OAN Staff Katherine Mosack
Wednesday, October 22, 2025
UPDATE: 11:00 AM – North Carolina Republican lawmakers have approved new congressional district maps in both the state Senate and House, adding an additional GOP seat.
On Tuesday, the state Senate approved Senate Bill 249, reworking District 1 and District 3. The House followed suit on Wednesday, officially passing the new map.
North Carolina is the only state where the governor cannot veto electoral maps, making North Carolina’s governorship one of the weakest in the nation. This is due to a bill passed in 1995 that first allowed the governor veto power, but severely restricted the scope of the veto, including congressional maps. Democrat Governor Josh Stein (D-N.C.) is explicitly barred from overturning the new legislature.
The Old North State, which has long elected Democrat governors with Republican Legislatures, is now expected to have an 11-3 GOP majority in congressional representation.

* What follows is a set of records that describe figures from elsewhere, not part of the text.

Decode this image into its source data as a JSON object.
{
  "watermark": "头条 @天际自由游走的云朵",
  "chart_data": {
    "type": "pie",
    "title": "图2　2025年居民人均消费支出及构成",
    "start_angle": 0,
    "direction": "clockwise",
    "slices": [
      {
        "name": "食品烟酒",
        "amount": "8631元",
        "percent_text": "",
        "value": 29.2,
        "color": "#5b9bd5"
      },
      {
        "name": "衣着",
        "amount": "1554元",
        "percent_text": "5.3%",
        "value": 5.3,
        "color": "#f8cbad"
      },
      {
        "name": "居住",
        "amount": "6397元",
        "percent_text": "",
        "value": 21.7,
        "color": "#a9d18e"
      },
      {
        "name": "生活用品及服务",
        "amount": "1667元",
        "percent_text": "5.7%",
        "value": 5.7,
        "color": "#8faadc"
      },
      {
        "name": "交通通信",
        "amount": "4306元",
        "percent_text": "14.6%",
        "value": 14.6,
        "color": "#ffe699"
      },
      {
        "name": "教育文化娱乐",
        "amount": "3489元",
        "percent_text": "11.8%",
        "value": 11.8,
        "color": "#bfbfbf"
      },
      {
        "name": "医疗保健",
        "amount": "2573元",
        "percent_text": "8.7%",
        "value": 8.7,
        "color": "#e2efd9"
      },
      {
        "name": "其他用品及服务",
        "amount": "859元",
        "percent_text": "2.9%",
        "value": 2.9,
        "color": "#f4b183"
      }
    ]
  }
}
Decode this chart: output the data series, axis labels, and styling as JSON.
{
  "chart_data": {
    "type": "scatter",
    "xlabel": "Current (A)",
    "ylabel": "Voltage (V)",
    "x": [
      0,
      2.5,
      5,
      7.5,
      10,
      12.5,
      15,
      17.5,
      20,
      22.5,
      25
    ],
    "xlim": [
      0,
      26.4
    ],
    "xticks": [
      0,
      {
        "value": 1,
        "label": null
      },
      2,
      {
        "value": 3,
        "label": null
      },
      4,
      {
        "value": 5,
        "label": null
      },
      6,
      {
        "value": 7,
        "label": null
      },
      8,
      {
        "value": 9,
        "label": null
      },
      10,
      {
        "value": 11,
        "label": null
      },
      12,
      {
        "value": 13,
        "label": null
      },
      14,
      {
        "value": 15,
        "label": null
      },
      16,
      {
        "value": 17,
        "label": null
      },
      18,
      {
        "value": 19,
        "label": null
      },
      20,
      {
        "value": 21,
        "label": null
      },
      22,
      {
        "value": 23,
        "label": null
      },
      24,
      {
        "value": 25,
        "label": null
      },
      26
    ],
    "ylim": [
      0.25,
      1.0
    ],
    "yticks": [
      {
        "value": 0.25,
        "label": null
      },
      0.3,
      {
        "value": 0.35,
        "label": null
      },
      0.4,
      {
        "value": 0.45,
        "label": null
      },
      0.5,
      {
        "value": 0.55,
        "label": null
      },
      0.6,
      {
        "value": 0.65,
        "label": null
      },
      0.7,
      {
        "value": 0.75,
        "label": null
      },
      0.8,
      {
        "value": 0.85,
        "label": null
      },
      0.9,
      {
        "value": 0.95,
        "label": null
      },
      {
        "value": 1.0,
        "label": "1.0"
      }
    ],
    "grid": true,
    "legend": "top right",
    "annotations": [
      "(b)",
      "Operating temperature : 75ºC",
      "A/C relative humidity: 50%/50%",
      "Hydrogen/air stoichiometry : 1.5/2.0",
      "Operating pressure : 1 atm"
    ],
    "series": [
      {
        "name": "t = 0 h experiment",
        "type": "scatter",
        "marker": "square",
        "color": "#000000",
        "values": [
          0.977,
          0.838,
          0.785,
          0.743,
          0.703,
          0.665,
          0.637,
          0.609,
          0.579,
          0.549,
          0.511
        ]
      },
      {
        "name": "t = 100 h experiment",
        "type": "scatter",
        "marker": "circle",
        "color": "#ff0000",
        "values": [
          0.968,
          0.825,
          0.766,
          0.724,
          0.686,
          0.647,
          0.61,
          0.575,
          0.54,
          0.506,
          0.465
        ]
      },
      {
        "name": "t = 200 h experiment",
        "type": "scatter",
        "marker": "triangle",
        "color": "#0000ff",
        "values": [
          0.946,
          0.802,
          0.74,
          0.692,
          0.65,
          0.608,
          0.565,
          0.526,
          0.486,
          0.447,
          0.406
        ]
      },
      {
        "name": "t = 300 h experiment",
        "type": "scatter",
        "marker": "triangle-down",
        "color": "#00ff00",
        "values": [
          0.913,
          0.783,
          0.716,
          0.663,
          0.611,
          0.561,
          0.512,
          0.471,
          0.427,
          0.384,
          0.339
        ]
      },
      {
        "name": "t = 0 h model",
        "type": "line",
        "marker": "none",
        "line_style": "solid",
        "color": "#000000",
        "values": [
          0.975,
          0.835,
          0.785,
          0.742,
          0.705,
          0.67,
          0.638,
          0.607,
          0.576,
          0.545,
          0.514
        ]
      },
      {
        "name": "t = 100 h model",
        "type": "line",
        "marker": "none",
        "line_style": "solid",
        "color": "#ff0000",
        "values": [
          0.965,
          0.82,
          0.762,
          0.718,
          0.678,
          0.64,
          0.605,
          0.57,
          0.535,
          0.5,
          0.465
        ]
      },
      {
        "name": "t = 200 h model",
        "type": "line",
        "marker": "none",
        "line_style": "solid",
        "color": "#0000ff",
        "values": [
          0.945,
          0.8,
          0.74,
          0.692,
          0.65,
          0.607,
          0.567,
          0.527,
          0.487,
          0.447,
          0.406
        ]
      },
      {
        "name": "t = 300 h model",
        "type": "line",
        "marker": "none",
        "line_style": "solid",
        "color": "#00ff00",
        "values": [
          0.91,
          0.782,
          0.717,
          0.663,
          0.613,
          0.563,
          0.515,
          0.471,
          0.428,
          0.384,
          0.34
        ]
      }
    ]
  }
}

8:48 AM – North Carolina Republican lawmakers are prepared to rework part of the state’s congressional map in an attempt to secure an additional GOP seat.
The state’s proposed district maps passed their final hurdle in the North Carolina Senate on Tuesday with a vote of 26 to 20 in favor.
“Across the country, Democrat-run states have spent decades ensuring that Republicans would be drawn out of Congress,” said GOP Senate Leader Phil Berger of Rockingham. “North Carolina Republicans will not sit quietly and watch Democrats continue to ignore the will of the people in an attempt to force their liberal agenda on our citizens. This new map respects the will of the North Carolina voters who sent President Trump to the White House three times.”
Last week, Republicans publicly released Senate Bill 249, which makes changes to District 1 and District 3, leaving the other 12 districts as they are.
Based on 2024 voter data, the proposed map for District 1 would move from an area that voted for Donald Trump at 51% to one that voted for Trump at 55%.
Senate Deputy President Pro Tempore Republican Ralph Hice addressed comments made on the Senate floor before the vote, including accusations that race may have played a factor in how the congressional map was drawn.
“I will again completely state that there was no racial data used in these maps, and in fact, that is a verifiable fact. The computer can produce what the data said,” said Hice. “The purpose of this map was to pick up a Republican seat. We’ve stated that over and over again. I think there’s been a real attempt to try to say, because that’s the only legal strategy left to say that it was done for other reasons.”
He said that the idea that the map was redrawn for racial reasons “simply doesn’t hold any water.”
Hice continued, stating, “We came up with these maps for the purpose of rebalancing this nation, rebalancing Congress, and making sure that North Carolina is as optimized as the other blue states were when they created their districts.”
“Republicans hold a razor-thin margin in the United States House of Representatives. If Democrats flip four seats in the upcoming midterm elections, they will take control of the House and torpedo President Trump’s agenda,” he added.
In 2022, North Carolina’s Congressional delegation consisted of seven Republicans and seven Democrats. When Republicans redrew the maps for the 2024 election cycle, three Democrats, Jeff Jackson, Kathy Manning, and Wiley Nickel, did not seek re-election. Republican leaders in the state believe that under the new map, 11 Republicans could represent the state in the U.S. House of Representatives.
Texas started the redistricting war in August when Republican state legislators approved new maps that are likely to grant the GOP five additional U.S. Senate seats.
This prompted California Governor Gavin Newsom to launch a special election campaign to redraw the Golden State’s maps to gain five Democrat seats to match Texas. Californians will vote on the measure, Prop 50, on November 4th. If passed, the bill will bypass the state’s independent committee that usually redraws Congressional maps to enact Newsom’s will.
“I’ve got bad news for Gavin Newsom and the radical left. North Carolina will not stand by while trying to be undermined the will of the voters and stack the deck in D.C.,” said Republican North Carolina Representative Brenden Jones.